Happy Cinco de Mayo! In honor of the holiday, we created and trained a multi-label classification dataset to detect some favorite edibles used to celebrate the holiday here in the United States.

Because we know it’s not just about tacos and beer, we also want to briefly share a bit of info about the holiday to other users. Cinco de Mayo, translated and celebrated yearly on May 5th, commemorates the anniversary of Mexico's victory over the French Empire at the Battle of Puebla in 1862. Though commonly confused for Mexico's Independence Day, these are actually two separate holidays commemorating different events in Mexico’s history.

Now, time to get started on our computer vision model!

What is Multi-Label Classification

Multi-label classification lets your model learn and predict multiple classes for a given image instead of just one (like with single label classification). Multi-label classification is used best when identifying things that are difficult to annotate through bounding boxes like a setting of night, day, party, wedding, funeral, type of art, etc., or when you’re only worried about identifying the object, rather than its absolute location.

Though our dataset could be a bounding box object detection or even instance segmentation project, we chose multi-label classification for this tutorial.

Visit the Roboflow Knowledge Base to learn more about how to create your first computer and machine vision projects on Roboflow.

Using Multiple Datasets

In order to be able to grab enough images of tacos, beer, and null (images we want our model to recognize that what we’re looking for is not there), we used several different datasets to upload on Roboflow. We also made sure to make our dataset diverse with these sources in order to create a dataset that does not overfit due to a lack of diversity. Many null images were also included! We marked these as a “null” class.

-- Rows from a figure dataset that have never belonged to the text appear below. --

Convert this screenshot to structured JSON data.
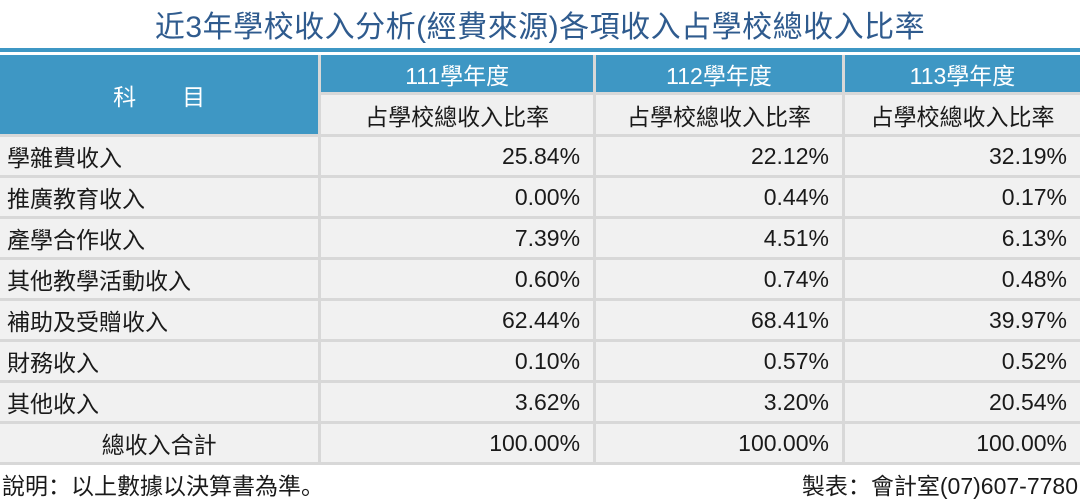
{
  "title": "近3年學校收入分析(經費來源)各項收入占學校總收入比率",
  "colors": {
    "header_blue": "#3e97c4",
    "title_blue": "#2f5b8e",
    "cell_gray": "#f1f1f1",
    "divider_gray": "#d8d8d8"
  },
  "table": {
    "subject_header": "科　　目",
    "year_headers": [
      "111學年度",
      "112學年度",
      "113學年度"
    ],
    "sub_header": "占學校總收入比率",
    "rows": [
      {
        "label": "學雜費收入",
        "values": [
          "25.84%",
          "22.12%",
          "32.19%"
        ]
      },
      {
        "label": "推廣教育收入",
        "values": [
          "0.00%",
          "0.44%",
          "0.17%"
        ]
      },
      {
        "label": "產學合作收入",
        "values": [
          "7.39%",
          "4.51%",
          "6.13%"
        ]
      },
      {
        "label": "其他教學活動收入",
        "values": [
          "0.60%",
          "0.74%",
          "0.48%"
        ]
      },
      {
        "label": "補助及受贈收入",
        "values": [
          "62.44%",
          "68.41%",
          "39.97%"
        ]
      },
      {
        "label": "財務收入",
        "values": [
          "0.10%",
          "0.57%",
          "0.52%"
        ]
      },
      {
        "label": "其他收入",
        "values": [
          "3.62%",
          "3.20%",
          "20.54%"
        ]
      },
      {
        "label": "總收入合計",
        "values": [
          "100.00%",
          "100.00%",
          "100.00%"
        ]
      }
    ]
  },
  "footer": {
    "note": "說明：以上數據以決算書為準。",
    "credit": "製表：會計室(07)607-7780"
  }
}
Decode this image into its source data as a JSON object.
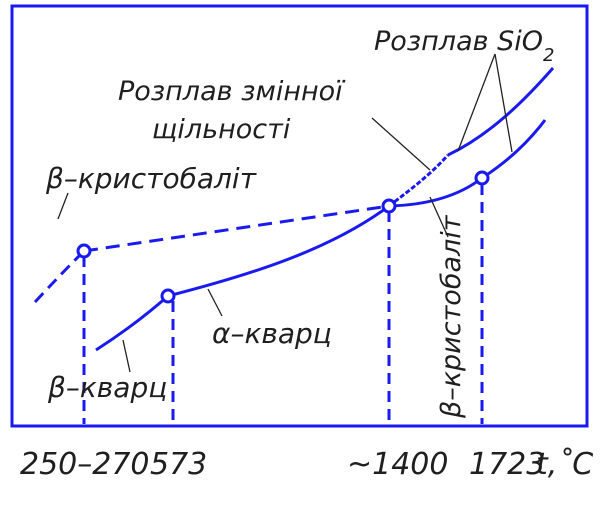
{
  "diagram": {
    "colors": {
      "curve": "#1a1af0",
      "frame": "#1a1af0",
      "text": "#1f1f1f",
      "background": "#ffffff"
    },
    "labels": {
      "melt_sio2": "Розплав SiO",
      "melt_sio2_sub": "2",
      "melt_variable_line1": "Розплав змінної",
      "melt_variable_line2": "щільності",
      "beta_cristobalite_left": "β–кристобаліт",
      "alpha_quartz": "α–кварц",
      "beta_quartz": "β–кварц",
      "beta_cristobalite_right": "β–кристобаліт"
    },
    "x_ticks": {
      "t1": "250–270",
      "t2": "573",
      "t3": "~1400",
      "t4": "1723",
      "axis_label": "t,˚С"
    }
  }
}
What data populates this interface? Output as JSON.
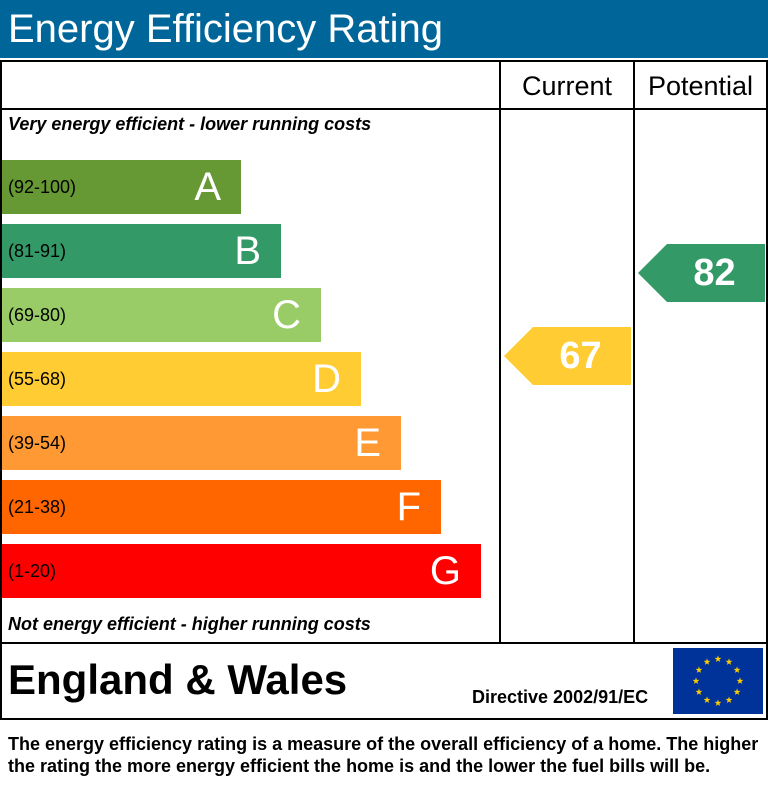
{
  "title": "Energy Efficiency Rating",
  "columns": {
    "current": "Current",
    "potential": "Potential"
  },
  "notes": {
    "top": "Very energy efficient - lower running costs",
    "bottom": "Not energy efficient - higher running costs"
  },
  "region": "England & Wales",
  "directive": "Directive 2002/91/EC",
  "footnote": "The energy efficiency rating is a measure of the overall efficiency of a home. The higher the rating the more energy efficient the home is and the lower the fuel bills will be.",
  "flag_icon": "eu-flag-icon",
  "chart_data": {
    "type": "bar",
    "title": "Energy Efficiency Rating",
    "categories": [
      "A",
      "B",
      "C",
      "D",
      "E",
      "F",
      "G"
    ],
    "bands": [
      {
        "letter": "A",
        "range": "(92-100)",
        "min": 92,
        "max": 100,
        "color": "#669933"
      },
      {
        "letter": "B",
        "range": "(81-91)",
        "min": 81,
        "max": 91,
        "color": "#339966"
      },
      {
        "letter": "C",
        "range": "(69-80)",
        "min": 69,
        "max": 80,
        "color": "#99cc66"
      },
      {
        "letter": "D",
        "range": "(55-68)",
        "min": 55,
        "max": 68,
        "color": "#ffcc33"
      },
      {
        "letter": "E",
        "range": "(39-54)",
        "min": 39,
        "max": 54,
        "color": "#ff9933"
      },
      {
        "letter": "F",
        "range": "(21-38)",
        "min": 21,
        "max": 38,
        "color": "#ff6600"
      },
      {
        "letter": "G",
        "range": "(1-20)",
        "min": 1,
        "max": 20,
        "color": "#ff0000"
      }
    ],
    "current": {
      "value": 67,
      "band": "D",
      "color": "#ffcc33"
    },
    "potential": {
      "value": 82,
      "band": "B",
      "color": "#339966"
    }
  }
}
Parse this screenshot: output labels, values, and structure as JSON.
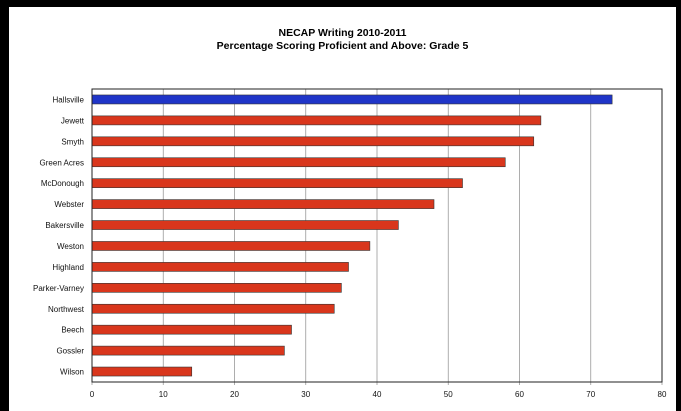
{
  "chart_data": {
    "type": "bar",
    "orientation": "horizontal",
    "title": "NECAP Writing 2010-2011",
    "subtitle": "Percentage Scoring Proficient and Above: Grade 5",
    "xlabel": "",
    "ylabel": "",
    "xlim": [
      0,
      80
    ],
    "x_ticks": [
      "0",
      "10",
      "20",
      "30",
      "40",
      "50",
      "60",
      "70",
      "80"
    ],
    "grid": "vertical",
    "highlight_color": "#1f35c8",
    "bar_color": "#d9361c",
    "categories": [
      "Hallsville",
      "Jewett",
      "Smyth",
      "Green Acres",
      "McDonough",
      "Webster",
      "Bakersville",
      "Weston",
      "Highland",
      "Parker-Varney",
      "Northwest",
      "Beech",
      "Gossler",
      "Wilson"
    ],
    "values": [
      73,
      63,
      62,
      58,
      52,
      48,
      43,
      39,
      36,
      35,
      34,
      28,
      27,
      14
    ],
    "highlighted": [
      "Hallsville"
    ]
  }
}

Our chosen dataset class names:

  • “tacos”
  • “beer”

Datasets that were used for this model:

  • 200 Bottles (from Roboflow Universe)
  • Taco bell images from dinner that day
  • Random google images

Check out our guides on how to upload classification datasets, and converting object detection projects to classification projects.

Testing the Model

First, we test the model with Roboflow’s new Roboflow Inference Widget, or rfWidget, tool.

rfWidget makes it easy to perform inference tests so we can visualize how our model may perform in production when it is fully deployed.

To get started, just drag and drop an image onto the rfWidget, or click “browse your device” to select a file from your computer. The rfWidget accepts image files, in formats such as JPEG, PNG, and WEBP.

Different ways to try and deploy a multi-label classification model 
Prediction and confidence results of a taco and beer image

We can also perform inference with Roboflow’s Hosted Inference API.

Some of you may be wondering, “what’s with all these JSON values coming back from the API and widget, I was expecting advanced code for the detections?”

The secret is, those JSON, Javascript Object Notation, values are the very outputs you receive when performing inference with a deployed model on your webcam, Jetson, Luxonis OAK, Google Coral, Raspberry Pi, or server(s).

Roboflow Multi-Label Classification (MLC) JSON outputs:

  • “predictions” is the “object,” or JSON collection, that includes our confidence scores for each class that was present in the dataset during model training [string].
  • each individual class label and its associated confidence score is included.
  • “confidence” is the prediction’s confidence value [float].
  • “predicted_classes” is used as the output for the object or image label(s) of the top predicted classes [string].

Example Roboflow MLC inference output:

{
  "predictions": {
    "beer": {
      "confidence": 0.5030962824821472
    },
    "taco": {
      "confidence": 0.5743188858032227
    }
  },
  "predicted_classes": [
    "beer",
    "taco"
  ]
}


The JSON format is flexible enough to be usable in code with not only Javascript, but other programming languages, such as Python. The formatting also makes it possible to easily interact with API’s and for database storage and data retrieval.

And if you’re looking for more project ideas, check out our dataset search feature on Roboflow Universe.

Have fun, stay safe, drink responsibly!